A mother expresses concern regarding her newborn's sticky black stool. What is the nurse's best response? A. "We should get an x-ray." B. "We should be concerned." C. "This is normal meconium stool." D. "This is caused by overfeeding."

C. "This is normal meconium stool." This is normal and normally expelled within 24-48 hours after birth; meconium stool is the material from mucus, vernix, lanugo, hormones, and carbohydrates that accumulated in the bowel during fetal development.

A nurse is observing a mother whose infant has been crying. The mother has finished breastfeeding, burped the infant, and changed the diaper and the infant continues to cry. Which intervention should the nurse offer? A. "Try to burp him longer." B. "Try to feed him more." C. "Try to hold him close." D. "Try to place him in the bassinet."

C. "Try to hold him close." This is the best suggestion because the infant may be overstimulated, and close contact is preferred because this also promotes bonding.

The nurse is caring for an 18-hour-old newborn who has not voided for the first time yet. Which is the nurse's priority action? A. Notifying the provider immediately B. Pressing on the bladder to prevent urine retention C. Encouraging frequent breastfeeding D. Documenting and continuing monitoring

D. Documenting and continuing monitoring It is not unusual for a newborn to go as long as 24 hours without urinating, so the finding should be documented and the nurse should continue to monitor for the first void.

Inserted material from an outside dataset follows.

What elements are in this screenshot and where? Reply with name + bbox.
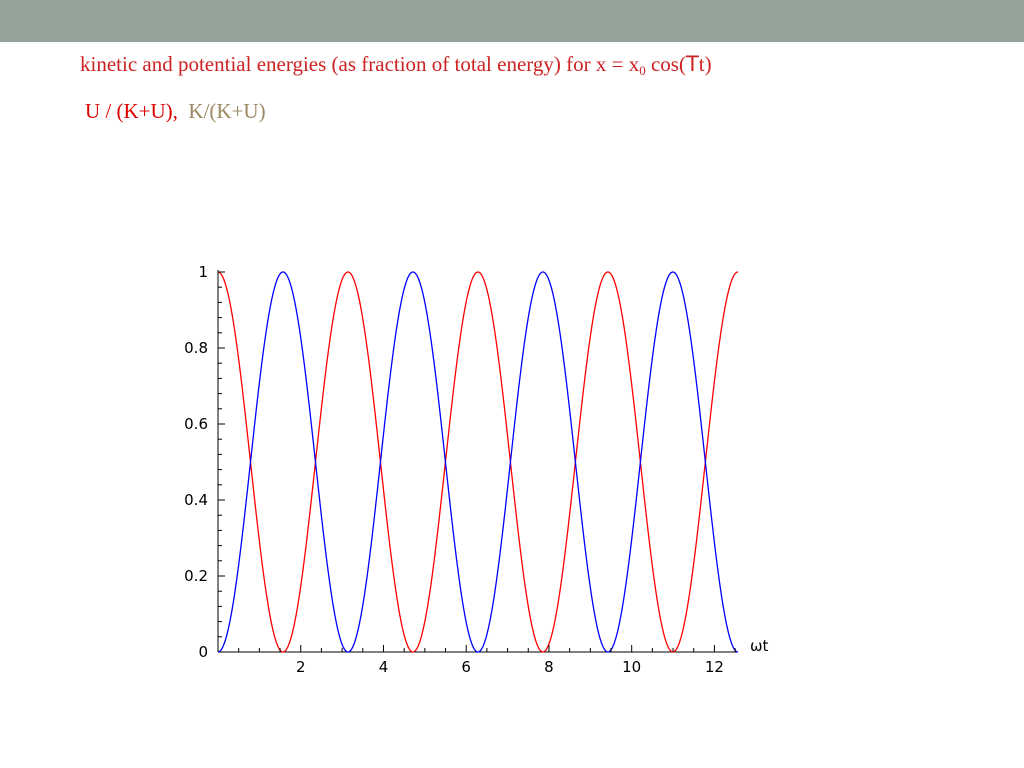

Which action does the nurse take to reduce the newborn's evaporative heat loss? A. Placing the newborn on a warm surface B. Keeping the room temperature warm C. Keeping the newborn away from cool objects D. Drying the infant thoroughly after birth

D. Drying the infant thoroughly after birth Drying the infant reduces the evaporative heat loss that occurs as a result of fluid evaporating off the baby's skin.

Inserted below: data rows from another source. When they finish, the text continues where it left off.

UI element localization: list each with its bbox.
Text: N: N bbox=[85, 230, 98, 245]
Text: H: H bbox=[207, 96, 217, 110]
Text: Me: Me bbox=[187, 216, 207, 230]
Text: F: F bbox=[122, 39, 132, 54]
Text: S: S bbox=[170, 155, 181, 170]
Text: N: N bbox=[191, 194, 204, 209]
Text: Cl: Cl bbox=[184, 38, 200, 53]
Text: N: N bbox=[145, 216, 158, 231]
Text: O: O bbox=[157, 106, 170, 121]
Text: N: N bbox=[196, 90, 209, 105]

Immediately after the umbilical cord is cut, the newborn has a weak, shallow cry. Which is the nurse's priority action to promote breathing? A. Assessing vital signs B. Placing the newborn skin-to-skin with the mother C. Flicking the newborn's heels D. Drying the newborn vigorously

D. Drying the newborn vigorously When the infant is vigorously dried, the sensors in the skin are stimulated, which encourages the respiratory center to begin the first sequences of breathing.

Which newborn is at lowest risk for elevated unconjugated bilirubin levels? A. The newborn with significant bruising from a face presentation B. The premature newborn C. The newborn with O+ blood type, born to a mother with O- blood type D. The baby born at 41 weeks' gestation

D. The baby born at 41 weeks' gestation The baby born at 41 weeks' gestation does not have an increased risk of elevated bilirubin levels.